Let the Sky Fall (Sky Fall #1)(89)



The storms slowly calm and the clouds clear, bringing back the sun. Normal winds surround us, singing of hope and relief. But Vane still feels like ice.

How long can he stay like this?

“It’s okay,” I whisper. “It’s okay. You didn’t do anything wrong.”

He groans into my chest.

“I mean it, Vane. You didn’t do anything wrong.”

He shakes his head, and the motion rocks his whole body. I squeeze him tighter.

I can’t imagine what he must be feeling. I’ve never killed anyone—and I’m not a Westerly.

I have to say something. Help him. But what magical combination of words will make him okay again? Bring back the funny, obnoxious boy I’ve grown to love?

Love.

I haven’t let myself love anyone—not since my father died.

But I love Vane Weston. And I won’t lose him. I can’t. I won’t be able to survive it.

I try to make him look at me, but his eyes are distant. Lost.

“You saved us, Vane. You made the greatest, most wonderful sacrifice anyone has ever made. You saved me.”

My voice leaves me. I’m overwhelmed by what he did for me. By his proximity. By everything.

He doesn’t move. His eyes stay glazed.

My stomach knots as I realize what he needs. I’m afraid to say it, but I take his shaking hands and coil our fingers together.

He has to be Vane again.

“I love you,” I whisper.

Something pulls in my chest as the words leave my lips, but they taste sweet.

True.

“I’ve tried so hard not to love you that I’ve driven us both crazy. But I love you. And I don’t want to lose you. So please come back to me. Please don’t leave me.”

My voice hitches and I choke back a sob. “I need you. I’ve never needed anyone—but I need you.”

I stroke his face as my words trail to silence.

Silence.

His sobs have stopped. So has his shaking.

I hold my breath as I meet his eyes, afraid of what I might see.

Vane stares at me. Unsure. Weary.

But it’s him again.

My turn to cry.

He reaches up, smoothing my hair. Wiping my tears.

“I really thought I lost you this time,” I whisper. “I’ve lost you so many times, so many different ways. I can’t do it again.”

“You won’t have to,” he promises.

Yes, I will.

He puts his finger on my lips, stopping me before I can say it out loud.

“Whatever you’re going to say, let me say something first.” He takes a ragged breath and sits up on his own, wiping the sand from his face.

He takes my hands. “I’m barely holding it together right now—and the only thing keeping me from losing it all over again is you. So I don’t care about laws or oaths or betrothals. I care about you. I need you.”

We stare at each other, neither daring to move. Holding our breath.

“I won’t force you,” he tells me.

I know what he’s asking me to do—and I want to do it. Oh, how I want to.

But can I? Should I?

I study his hands. His eyes. His mouth.

There are so many things about him I want. But that’s it. I want him. All of him.

Who has the right to keep us apart? To tell us it’s wrong? That we don’t belong together, when everything about us proves we do. There’s something between us—something deeper than the Gales. Than our laws. Than my oath.

I’m tired of denying it.

So I lean forward. His hands cup my face, soft enough that I can pull away if I want to.

I don’t want to.

I close my eyes and take one more breath. Then I press my lips against his.





CHAPTER 55


VANE


All the times I imagined this moment, I never got it right.

Her lips are sweeter and softer, and they fit against mine like we were formed that way. Everything about us matches. Our breathing. Our movements. And the heat. The delicious fire that ripples through my body before it rushes back to hers.

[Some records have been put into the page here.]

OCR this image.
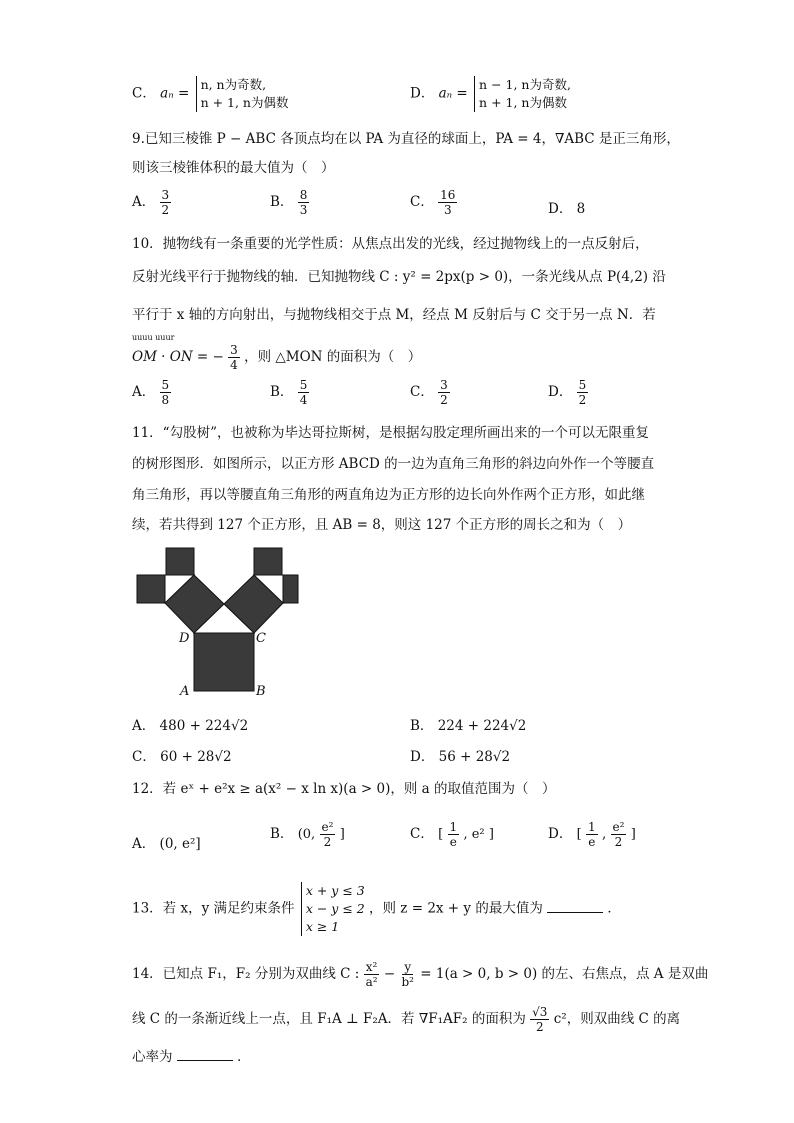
C． aₙ =
n, n为奇数,
n + 1, n为偶数
D． aₙ =
n − 1, n为奇数,
n + 1, n为偶数
9.已知三棱锥 P − ABC 各顶点均在以 PA 为直径的球面上，PA = 4，∇ABC 是正三角形，
则该三棱锥体积的最大值为（　）
A． $\frac{3}{2}$	B． $\frac{8}{3}$	C． $\frac{16}{3}$	D． 8
10．抛物线有一条重要的光学性质：从焦点出发的光线，经过抛物线上的一点反射后，
反射光线平行于抛物线的轴．已知抛物线 C : y² = 2px(p > 0)，一条光线从点 P(4,2) 沿
平行于 x 轴的方向射出，与抛物线相交于点 M，经点 M 反射后与 C 交于另一点 N．若
uuuu uuur
OM · ON = − $\frac{3}{4}$ ，则 △MON 的面积为（　）
A． $\frac{5}{8}$	B． $\frac{5}{4}$	C． $\frac{3}{2}$	D． $\frac{5}{2}$
11．“勾股树”，也被称为毕达哥拉斯树，是根据勾股定理所画出来的一个可以无限重复
的树形图形．如图所示，以正方形 ABCD 的一边为直角三角形的斜边向外作一个等腰直
角三角形，再以等腰直角三角形的两直角边为正方形的边长向外作两个正方形，如此继
续，若共得到 127 个正方形，且 AB = 8，则这 127 个正方形的周长之和为（　）
D	C
A	B
A． 480 + 224√2	B． 224 + 224√2
C． 60 + 28√2	D． 56 + 28√2
12．若 eˣ + e²x ≥ a(x² − x ln x)(a > 0)，则 a 的取值范围为（　）
A． (0, e²]
B． (0, $\frac{\text{e²}}{2}$ ]	C． [ $\frac{1}{e}$ , e² ]	D． [ $\frac{1}{e}$ , $\frac{\text{e²}}{2}$ ]
13．若 x，y 满足约束条件
x + y ≤ 3
x − y ≤ 2
x ≥ 1
，则 z = 2x + y 的最大值为	．
14．已知点 F₁，F₂ 分别为双曲线 C : $\frac{\text{x²}}{\text{a²}} - \frac{y}{\text{b²}} = 1(a > 0$, b > 0) 的左、右焦点，点 A 是双曲
线 C 的一条渐近线上一点，且 F₁A ⊥ F₂A．若 ∇F₁AF₂ 的面积为 $\frac{√3}{2} c^2$，则双曲线 C 的离
心率为	．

She clings to me as hard as I cling to her, her hands sliding down my back as I grab her waist and press her against me, so there’s no space between us. I’ll never let anything separate us again.

Now I know why they call it “bonding.”

As we burn and connect, parts of her meld to me. Her strength. Her determination. Her honor. They flow to the cracks in my heart and fill them. Heal the places the violence crushed and shattered. Make me whole. I know I’m doing the same for her.

We were two broken, incomplete people.

Now we’re one.

No one will ever understand me the way she will.

No one will ever understand her the way I will.

And no one will be able to change that. We’ve melted together and been reforged into something stronger. Something better.

My hands slide back up to her face, stroking her cheeks before they move to her hair. I want to unravel her stupid braid, let the silky strands fall free so they can tickle my skin. But it’s not worth breaking away. I want to stay right here, right now. Holding her against me. Our lips moving together in a perfect rhythm. Never letting go.

Audra’s the one who finally pulls away—like I knew it’d have to be.